Dead galaxies are not really dead. Their star factories have shut, yet their cores still flood space with hard photons that young neighbors cannot ignore. In astronomy jargon, these are quiescent systems, but their radiation fields remain anything but quiet, bathing nearby cold hydrogen in ionizing ultraviolet and X‑ray light.
The unsettling claim from recent simulations is simple. Old giants can quench babies. After massive stars vanish, a population of white dwarfs, neutron stars, and low‑mass binaries keeps injecting high‑energy photons through processes like accretion and thermal emission from hot stellar remnants.
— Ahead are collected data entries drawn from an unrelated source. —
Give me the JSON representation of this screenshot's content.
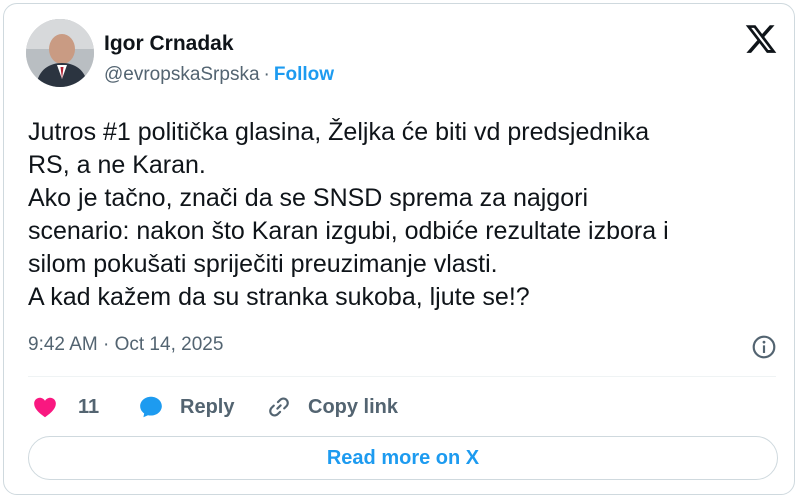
{
  "author": {
    "name": "Igor Crnadak",
    "handle": "@evropskaSrpska",
    "separator": "·",
    "follow_label": "Follow"
  },
  "logo_icon": "x-logo-icon",
  "tweet": {
    "text": "Jutros #1 politička glasina, Željka će biti vd predsjednika\nRS, a ne Karan.\nAko je tačno, znači da se SNSD sprema za najgori\nscenario: nakon što Karan izgubi, odbiće rezultate izbora i\nsilom pokušati spriječiti preuzimanje vlasti.\nA kad kažem da su stranka sukoba, ljute se!?",
    "timestamp": "9:42 AM · Oct 14, 2025"
  },
  "actions": {
    "like_count": "11",
    "reply_label": "Reply",
    "copy_link_label": "Copy link"
  },
  "read_more_label": "Read more on X",
  "colors": {
    "accent": "#1d9bf0",
    "like": "#f91880",
    "text": "#0f1419",
    "secondary": "#536471",
    "border": "#cfd9de"
  }
}
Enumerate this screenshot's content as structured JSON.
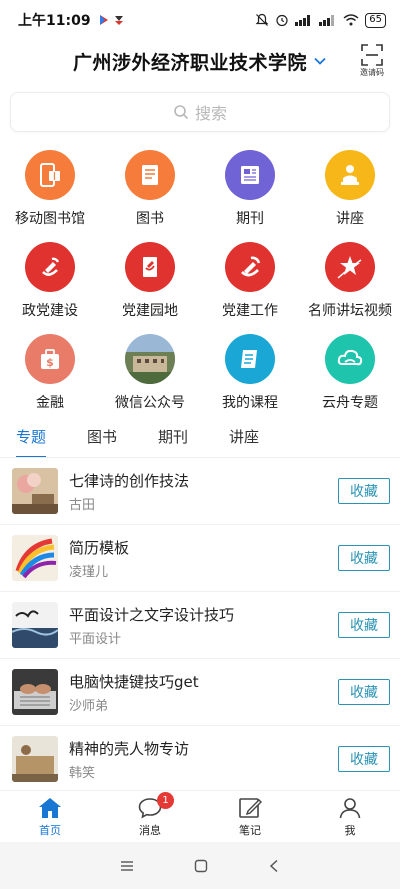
{
  "status_bar": {
    "time": "上午11:09",
    "battery": "65"
  },
  "header": {
    "title": "广州涉外经济职业技术学院",
    "scan_label": "邀请码"
  },
  "search": {
    "placeholder": "搜索"
  },
  "grid": [
    {
      "label": "移动图书馆",
      "icon": "mobile-library-icon",
      "color": "#f57c3a"
    },
    {
      "label": "图书",
      "icon": "book-icon",
      "color": "#f57c3a"
    },
    {
      "label": "期刊",
      "icon": "journal-icon",
      "color": "#6f63d6"
    },
    {
      "label": "讲座",
      "icon": "lecture-icon",
      "color": "#f7b718"
    },
    {
      "label": "政党建设",
      "icon": "party-building-icon",
      "color": "#e0322f"
    },
    {
      "label": "党建园地",
      "icon": "party-garden-icon",
      "color": "#e0322f"
    },
    {
      "label": "党建工作",
      "icon": "party-work-icon",
      "color": "#e0322f"
    },
    {
      "label": "名师讲坛视频",
      "icon": "master-video-icon",
      "color": "#e0322f"
    },
    {
      "label": "金融",
      "icon": "finance-icon",
      "color": "#e87c68"
    },
    {
      "label": "微信公众号",
      "icon": "wechat-official-icon",
      "color": "#7a8a6a"
    },
    {
      "label": "我的课程",
      "icon": "my-course-icon",
      "color": "#1aa7d6"
    },
    {
      "label": "云舟专题",
      "icon": "cloud-topic-icon",
      "color": "#1fc4ad"
    }
  ],
  "tabs": [
    {
      "label": "专题",
      "active": true
    },
    {
      "label": "图书",
      "active": false
    },
    {
      "label": "期刊",
      "active": false
    },
    {
      "label": "讲座",
      "active": false
    }
  ],
  "list": [
    {
      "title": "七律诗的创作技法",
      "subtitle": "古田",
      "button": "收藏"
    },
    {
      "title": "简历模板",
      "subtitle": "凌瑾儿",
      "button": "收藏"
    },
    {
      "title": "平面设计之文字设计技巧",
      "subtitle": "平面设计",
      "button": "收藏"
    },
    {
      "title": "电脑快捷键技巧get",
      "subtitle": "沙师弟",
      "button": "收藏"
    },
    {
      "title": "精神的壳人物专访",
      "subtitle": "韩笑",
      "button": "收藏"
    }
  ],
  "bottom_nav": [
    {
      "label": "首页",
      "icon": "home-icon",
      "active": true
    },
    {
      "label": "消息",
      "icon": "message-icon",
      "badge": "1"
    },
    {
      "label": "笔记",
      "icon": "note-icon"
    },
    {
      "label": "我",
      "icon": "profile-icon"
    }
  ],
  "colors": {
    "accent": "#1976d2",
    "favorite_border": "#2a93b3",
    "badge": "#e53935"
  }
}
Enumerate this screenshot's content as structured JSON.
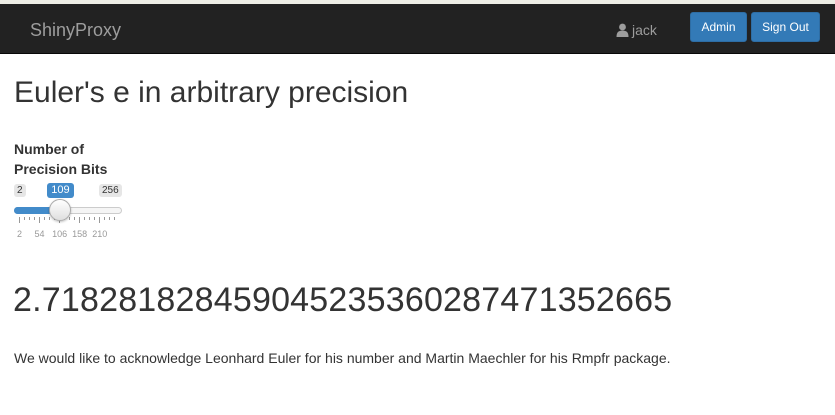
{
  "navbar": {
    "brand": "ShinyProxy",
    "user_name": "jack",
    "user_icon": "user-icon",
    "admin_label": "Admin",
    "signout_label": "Sign Out"
  },
  "main": {
    "title": "Euler's e in arbitrary precision",
    "slider": {
      "label": "Number of Precision Bits",
      "min": 2,
      "max": 256,
      "value": 109,
      "min_label": "2",
      "max_label": "256",
      "value_label": "109",
      "tick_labels": [
        "2",
        "54",
        "106",
        "158",
        "210"
      ]
    },
    "result": "2.718281828459045235360287471352665",
    "acknowledgement": "We would like to acknowledge Leonhard Euler for his number and Martin Maechler for his Rmpfr package."
  },
  "colors": {
    "navbar_bg": "#222222",
    "button_primary": "#337ab7",
    "slider_fill": "#428bca"
  }
}
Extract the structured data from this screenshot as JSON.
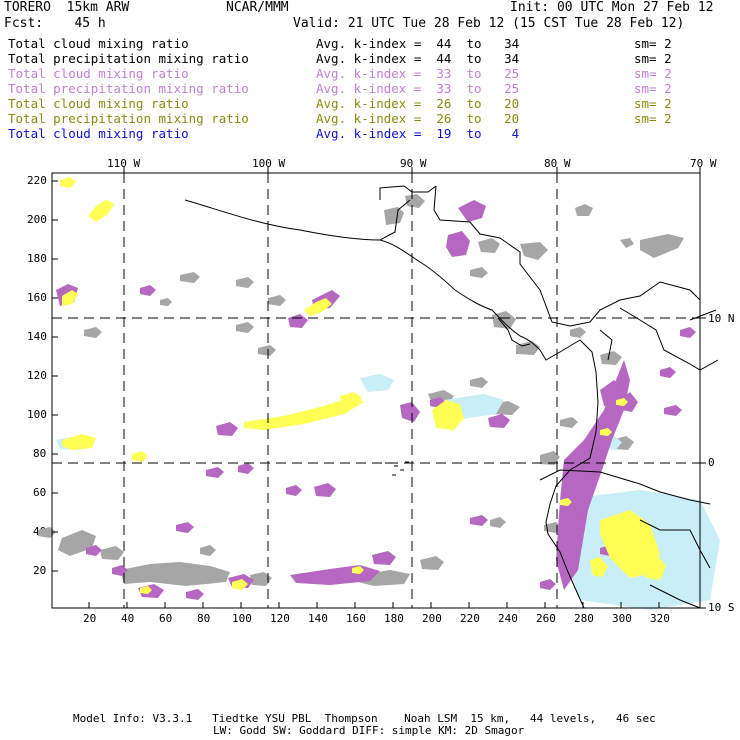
{
  "header": {
    "model": "TORERO  15km ARW",
    "org": "NCAR/MMM",
    "init": "Init: 00 UTC Mon 27 Feb 12",
    "fcst": "Fcst:    45 h",
    "valid": "Valid: 21 UTC Tue 28 Feb 12 (15 CST Tue 28 Feb 12)"
  },
  "legend": [
    {
      "field": "Total cloud mixing ratio",
      "kindex": "Avg. k-index =  44  to   34",
      "sm": "sm= 2",
      "color": "#000000"
    },
    {
      "field": "Total precipitation mixing ratio",
      "kindex": "Avg. k-index =  44  to   34",
      "sm": "sm= 2",
      "color": "#000000"
    },
    {
      "field": "Total cloud mixing ratio",
      "kindex": "Avg. k-index =  33  to   25",
      "sm": "sm= 2",
      "color": "#c27fd4"
    },
    {
      "field": "Total precipitation mixing ratio",
      "kindex": "Avg. k-index =  33  to   25",
      "sm": "sm= 2",
      "color": "#c27fd4"
    },
    {
      "field": "Total cloud mixing ratio",
      "kindex": "Avg. k-index =  26  to   20",
      "sm": "sm= 2",
      "color": "#8a8a10"
    },
    {
      "field": "Total precipitation mixing ratio",
      "kindex": "Avg. k-index =  26  to   20",
      "sm": "sm= 2",
      "color": "#8a8a10"
    },
    {
      "field": "Total cloud mixing ratio",
      "kindex": "Avg. k-index =  19  to    4",
      "sm": "",
      "color": "#1010d0"
    }
  ],
  "map": {
    "lon_labels": [
      "110 W",
      "100 W",
      "90 W",
      "80 W",
      "70 W"
    ],
    "lat_labels": [
      "10 N",
      "0",
      "10 S"
    ],
    "y_ticks": [
      "220",
      "200",
      "180",
      "160",
      "140",
      "120",
      "100",
      "80",
      "60",
      "40",
      "20"
    ],
    "x_ticks": [
      "20",
      "40",
      "60",
      "80",
      "100",
      "120",
      "140",
      "160",
      "180",
      "200",
      "220",
      "240",
      "260",
      "280",
      "300",
      "320"
    ]
  },
  "footer": {
    "line1": "Model Info: V3.3.1   Tiedtke YSU PBL  Thompson    Noah LSM  15 km,   44 levels,   46 sec",
    "line2": "LW: Godd SW: Goddard DIFF: simple KM: 2D Smagor"
  },
  "colors": {
    "gray": "#a6a6a6",
    "purple": "#b567c2",
    "yellow": "#ffff55",
    "cyan": "#c8eef8"
  }
}
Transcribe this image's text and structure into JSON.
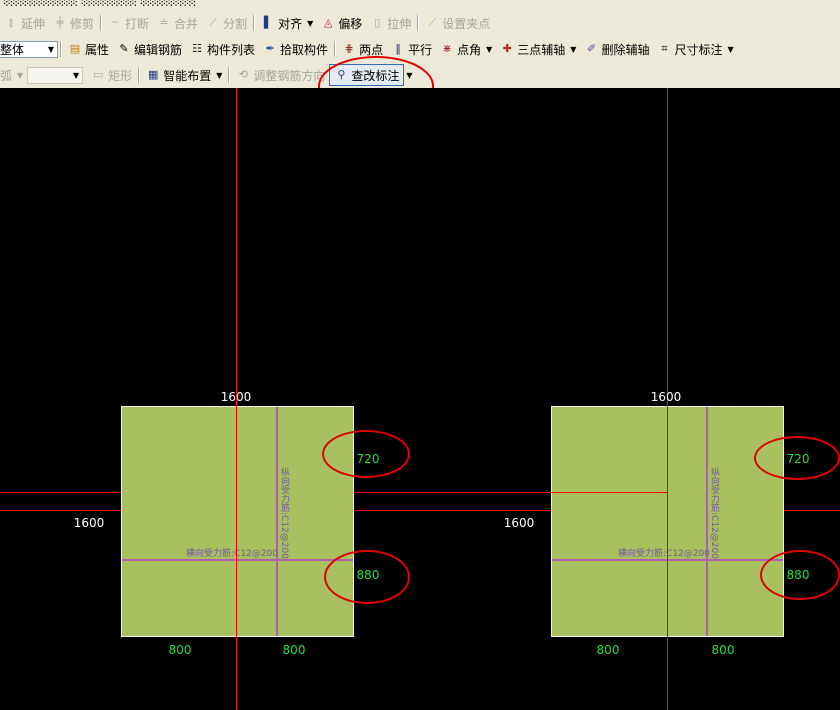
{
  "toolbar_row0": {
    "items": [
      "延伸",
      "修剪",
      "打断",
      "合并",
      "分割",
      "对齐",
      "偏移",
      "拉伸",
      "设置夹点"
    ]
  },
  "toolbar_row1": {
    "combo_value": "整体",
    "items": [
      "属性",
      "编辑钢筋",
      "构件列表",
      "拾取构件",
      "两点",
      "平行",
      "点角",
      "三点辅轴",
      "删除辅轴",
      "尺寸标注"
    ]
  },
  "toolbar_row2": {
    "arc_label": "弧",
    "rect_label": "矩形",
    "smart_layout": "智能布置",
    "adjust_direction": "调整钢筋方向",
    "query_annotation": "查改标注"
  },
  "canvas": {
    "slabs": [
      {
        "top_dim": "1600",
        "left_dim": "1600",
        "right_dims": [
          "720",
          "880"
        ],
        "bottom_dims": [
          "800",
          "800"
        ],
        "horizontal_rebar": "横向受力筋:C12@200",
        "vertical_rebar": "纵向受力筋:C12@200"
      },
      {
        "top_dim": "1600",
        "left_dim": "1600",
        "right_dims": [
          "720",
          "880"
        ],
        "bottom_dims": [
          "800",
          "800"
        ],
        "horizontal_rebar": "横向受力筋:C12@200",
        "vertical_rebar": "纵向受力筋:C12@200"
      }
    ]
  },
  "colors": {
    "slab_fill": "#a8c060",
    "dimension_green": "#22dd44",
    "axis_red": "#ff0000",
    "annotation_ellipse": "#e00000",
    "rebar": "#b060b0"
  }
}
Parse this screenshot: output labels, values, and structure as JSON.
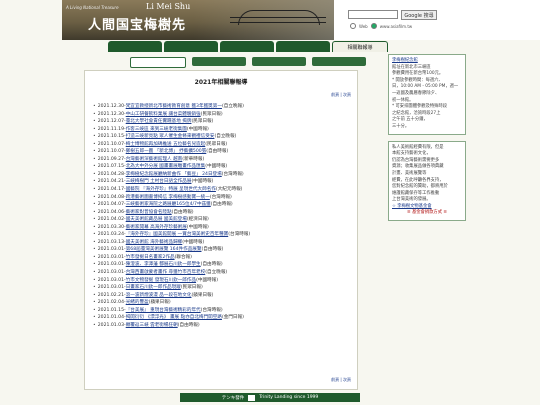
{
  "header": {
    "subtitle_en": "A Living National Treasure",
    "logo_en": "Li Mei Shu",
    "logo_cn": "人間国宝梅樹先",
    "search_button": "Google 搜尋",
    "search_option_web": "Web",
    "search_option_site": "www.asiafilm.tw"
  },
  "nav": {
    "tabs": [
      "",
      "",
      "",
      "",
      "相關聯報導"
    ],
    "active_index": 4
  },
  "subnav": {
    "tabs": [
      "",
      "",
      "",
      ""
    ],
    "active_index": 0
  },
  "main": {
    "title": "2021年相關聯報導",
    "nav_links": [
      "前頁",
      "次頁"
    ],
    "items": [
      {
        "date": "2021.12.30-",
        "title": "梵宜宜教授新北市藝術教育創意 獲3年獲獎第一",
        "source": "(自立晚報)"
      },
      {
        "date": "2021.12.30-",
        "title": "中山工研餐飲料業展 讓台菜體驗銷強",
        "source": "(民眾日報)"
      },
      {
        "date": "2021.12.07-",
        "title": "臺北大學社會責任實踐基地 揭牌",
        "source": "(民眾日報)"
      },
      {
        "date": "2021.11.19-",
        "title": "作客三峽區 來到三峽老街集團",
        "source": "(中國時報)"
      },
      {
        "date": "2021.10.15-",
        "title": "打造三峽新亮點 眾人催生金條來觀禮信受安",
        "source": "(自立晚報)"
      },
      {
        "date": "2021.10.07-",
        "title": "梅士博物館再加碼推送 五位藝名兒造起",
        "source": "(民眾日報)"
      },
      {
        "date": "2021.10.07-",
        "title": "鄭樹五郎一圖 「新北博」 抒藝擴500張",
        "source": "(自由時報)"
      },
      {
        "date": "2021.09.27-",
        "title": "台灣藝術深藝術館理人 越南",
        "source": "(新華時報)"
      },
      {
        "date": "2021.07.15-",
        "title": "北為大中外分展 國畫畫展雕畫作品匯集",
        "source": "(中國時報)"
      },
      {
        "date": "2021.04.28-",
        "title": "李梅樹紀念館展廳納新曲作 「藝豆」 24日登場",
        "source": "(台灣時報)"
      },
      {
        "date": "2021.04.21-",
        "title": "三峽梅樹門 土村台日語全作品展",
        "source": "(中國時報)"
      },
      {
        "date": "2021.04.17-",
        "title": "國藝院 『海外存珍』特展 呈現世代大師名作",
        "source": "(大紀元時報)"
      },
      {
        "date": "2021.04.08-",
        "title": "跨港藝術圖書博揭信 李梅樹感動寶一統一",
        "source": "(台灣時報)"
      },
      {
        "date": "2021.04.07-",
        "title": "三峽藝術家海院之路展廳165位4/7中茲獲",
        "source": "(自由時報)"
      },
      {
        "date": "2021.04.06-",
        "title": "藝術家對普協會名陸點",
        "source": "(自由時報)"
      },
      {
        "date": "2021.04.02-",
        "title": "國夫美術館藏品展 國美館登場",
        "source": "(經濟日報)"
      },
      {
        "date": "2021.03.30-",
        "title": "藝術家開幕 高海外存珍藝術展",
        "source": "(中國時報)"
      },
      {
        "date": "2021.03.24-",
        "title": "『海外存珍』國美館開展 一賞台灣美術史百年種寶",
        "source": "(台灣時報)"
      },
      {
        "date": "2021.03.13-",
        "title": "國夫美術館 海外藝術品歸鄉",
        "source": "(中國時報)"
      },
      {
        "date": "2021.03.01-",
        "title": "第68屆臺灣美術展覽 164件作品展覽",
        "source": "(自由時報)"
      },
      {
        "date": "2021.03.01-",
        "title": "竹市發掘日名畫家2作品",
        "source": "(聯合報)"
      },
      {
        "date": "2021.03.01-",
        "title": "陳澄波、李澤藩 都展石川欽一郎學生",
        "source": "(自由時報)"
      },
      {
        "date": "2021.03.01-",
        "title": "台灣西畫啟蒙者畫作 尋獲竹市百年老校",
        "source": "(自立晚報)"
      },
      {
        "date": "2021.03.01-",
        "title": "竹市文物發掘 發現石川欽一郎作品",
        "source": "(中國時報)"
      },
      {
        "date": "2021.03.01-",
        "title": "日畫家石川欽一郎作品現蹤",
        "source": "(民眾日報)"
      },
      {
        "date": "2021.02.21-",
        "title": "滾一波新煙波漫 品一段在地文化",
        "source": "(蘋果日報)"
      },
      {
        "date": "2021.02.04-",
        "title": "光緒的豐盈",
        "source": "(蘋果日報)"
      },
      {
        "date": "2021.01.15-",
        "title": "『台美展』 重現台灣藝術精彩的年代",
        "source": "(台灣時報)"
      },
      {
        "date": "2021.01.04-",
        "title": "揭開衍衍 《漂浮光》 畫展 點亦自北梅門開空路",
        "source": "(金門日報)"
      },
      {
        "date": "2021.01.03-",
        "title": "顛覆返三峽 雲老街暢狂朝",
        "source": "(自由時報)"
      }
    ]
  },
  "sidebar": {
    "box1": {
      "link": "李梅樹紀念館",
      "lines": [
        "館址在新北市三峽區",
        "參觀費用在新台幣100元。",
        "* 開放參觀時間：每週六、",
        "日，10:00 AM - 05:00 PM，週一",
        "一返國及農曆春節除夕、",
        "初一休館。",
        "* 可安排團體參觀及特殊時段",
        "之紀念館，洽詢時段27上",
        "之午前 五十分鐘，",
        "三十分。"
      ]
    },
    "box2": {
      "lines": [
        "私人美術館經費有限，但是",
        "本館支持藝術文化，",
        "仍認為台灣藝術需要更多",
        "資源；收集展品做各項典藏",
        "計畫、美術展覽等",
        "經費，在此呼籲各界支持，",
        "您對紀念館的贊助，都將用於",
        "維護館藏保存等工作推動",
        "上台灣美術的發展。"
      ],
      "link": "☆ 李梅樹文物基金會",
      "cta": "≡ 基金會捐款方式 ≡"
    }
  },
  "footer": {
    "brand": "テンキ發件",
    "text": "Trinity Landing since 1999"
  },
  "colors": {
    "nav_green": "#1f5a2c",
    "link_blue": "#1a3a8a",
    "accent_red": "#b01010"
  }
}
Around a dense stellar bulge and a central supermassive black hole, that emission adds up; radiative transfer models show photon fluxes high enough to ionize and heat gas well beyond the host’s visible edge, especially in low‑mass satellite galaxies with shallow gravitational potential wells.
Equally counterintuitive is the role of a black hole that seems dormant. Even a weak active galactic nucleus, running at a tiny fraction of its Eddington accretion rate, can produce a hard spectrum. Those photons strip electrons from neutral hydrogen, raise the gas temperature, and increase the Jeans mass so that gravitational collapse stalls. Observers measure extended ionized halos and suppressed star‑formation rates in dwarf companions near massive quenched galaxies, a pattern that fits the idea of second‑hand feedback from systems that once formed stars and now mainly erase that possibility in others.